Nest Labs, the creators of network-connected home devices such as the Nest Thermostat and the Nest Protect smoke detector, generated a lot of buzz in January when Google announced that they were acquiring the company for $3.2 billion in cash. The news inspired the folks at Spark Labs to use their Spark Core Wifi-enabled microcontroller to build their own version of the Nest Thermostat.
“At Spark, we’re making it easier to bring connected devices to market with the Spark Core, our Wi-Fi development kit, and the Spark Cloud, our cloud service for connected devices,” according to the project’s introduction. “And to prove it, we built our own approximation of the Nest Learning Thermostat in one day — and we’ve open sourced everything.”
Their project uses the Spark Core for the brains, three I2C LED matrices for display, an I2C temperature and humidity sensor, and a PIR motion sensor to tell if you’re home or not. They don’t have all the functionality of a Nest Thermostat, but they remind their readers that “every polished product starts as a rough prototype.”
They enclosed the project into an acrylic and wood assembly, digitally fabricated using a laser cutter and CNC mill, respectively. After uploading their firmware code and creating a web-based backend with a REST API, they had their own network-connected learning thermostat. “The beauty of a connected device is that it can be constantly improving, whether it’s by updating the firmware, updating the cloud software, or by using machine learning to optimize and improve the logic of the device.”
The team of 3.5 engineers spent one long day and about $70 on components to design and build the project. This includes $39 for the Spark Core but excludes the wood and acrylic, which they got for free. All of the code and design files are available on Github if you want to make your own smart thermostat inspired by Nest.
Adafruit is also toying with plans to create their own open source smart thermostat. They put a feeler out on their blog and Google+ page recently along with a rendering from Mike Doell, who is helping to design the project. Their thermostat will be based around the popular Raspberry Pi single board computer. The posts generated a flood of positive feedback from their customers. “The response for an ‘open source Nest’ has been fantastic,” said Limor Fried, founder and engineer of Adafruit Industries. “We put out the general question ‘should we make this’ and the answer appears to be a very passionate YES!”
They’re currently speccing out a kit, complete with code and tutorials—in typical Adafruit fashion. Their hope is that the price of the kit will stay under the $100 threshold. According to Limor, features of the project are likely to include data logging, actions based on temperature and your calendar, self programming over time, and remote access.
And Adafruit isn’t stopping at smart thermostats, either. They’ve seen a lot of excitement around their CC3000 breakout board, which makes it much easier for a project to connect to the Internet via Wifi. In their learning system, you can find plenty of example projects that use the board, from Wifi weather stations to wireless gardening. It’s all part of a growing interest around DIY internet of things and connected home projects.

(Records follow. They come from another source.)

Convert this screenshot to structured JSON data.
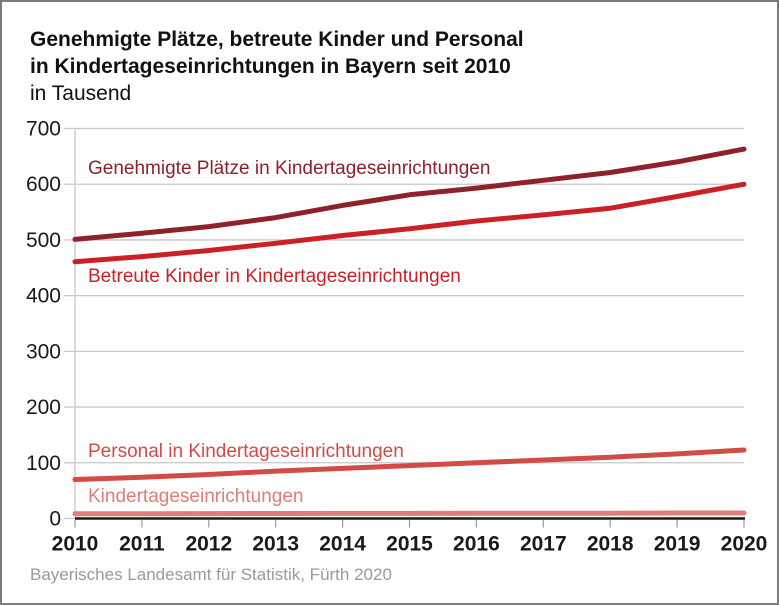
{
  "frame": {
    "border_color": "#7c7c7c",
    "background": "#ffffff"
  },
  "title": {
    "line1": "Genehmigte Plätze, betreute Kinder und Personal",
    "line2": "in Kindertageseinrichtungen in Bayern seit 2010",
    "subtitle": "in Tausend"
  },
  "footer": {
    "source": "Bayerisches Landesamt für Statistik, Fürth 2020"
  },
  "colors": {
    "grid": "#c8c8c8",
    "axis": "#1a1a1a",
    "tick": "#999999",
    "axis_label": "#1a1a1a"
  },
  "chart_data": {
    "type": "line",
    "title": "Genehmigte Plätze, betreute Kinder und Personal in Kindertageseinrichtungen in Bayern seit 2010",
    "xlabel": "",
    "ylabel": "in Tausend",
    "grid": true,
    "legend_position": "inline-labels",
    "ylim": [
      0,
      700
    ],
    "ytick_step": 100,
    "ytick_labels": [
      "0",
      "100",
      "200",
      "300",
      "400",
      "500",
      "600",
      "700"
    ],
    "x": [
      2010,
      2011,
      2012,
      2013,
      2014,
      2015,
      2016,
      2017,
      2018,
      2019,
      2020
    ],
    "xtick_labels": [
      "2010",
      "2011",
      "2012",
      "2013",
      "2014",
      "2015",
      "2016",
      "2017",
      "2018",
      "2019",
      "2020"
    ],
    "series": [
      {
        "name": "Genehmigte Plätze in Kindertageseinrichtungen",
        "color": "#8e212b",
        "values": [
          501,
          512,
          524,
          540,
          562,
          581,
          593,
          607,
          621,
          640,
          663
        ]
      },
      {
        "name": "Betreute Kinder in Kindertageseinrichtungen",
        "color": "#cb2026",
        "values": [
          461,
          470,
          481,
          494,
          508,
          520,
          534,
          545,
          557,
          578,
          600
        ]
      },
      {
        "name": "Personal in Kindertageseinrichtungen",
        "color": "#d14b47",
        "values": [
          70,
          74,
          79,
          85,
          90,
          95,
          100,
          105,
          110,
          116,
          123
        ]
      },
      {
        "name": "Kindertageseinrichtungen",
        "color": "#e07d78",
        "values": [
          8.6,
          8.7,
          8.8,
          9.0,
          9.1,
          9.2,
          9.4,
          9.5,
          9.6,
          9.8,
          9.9
        ]
      }
    ]
  }
}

However, it’s not just easy connectivity that’s driving this change. It’s likely that much of this interest stems from a concern over privacy of personal data. Limor herself weighed in on the issue in a recent New York Times opinion article where she proposes a bill of rights for companies making connected devices.
“We think our Internet of Things Bill of Rights is the direction makers and just about anyone who cares about their data wants to see for the most intimate place, their homes,” said Limor.
Whatever the motivation is to create DIY connected home devices, there’s little doubt that we’ll be seeing a lot more projects like these in the future. The tools are becoming more accessible, more powerful, and less expensive. Resources and documentation are becoming more thorough. All along, the desire to take control of the home has been a common endeavor for makers everywhere. And more than ever, there’s no lack of inspirational work like these projects to keep us motivated to push the available technology to its limits.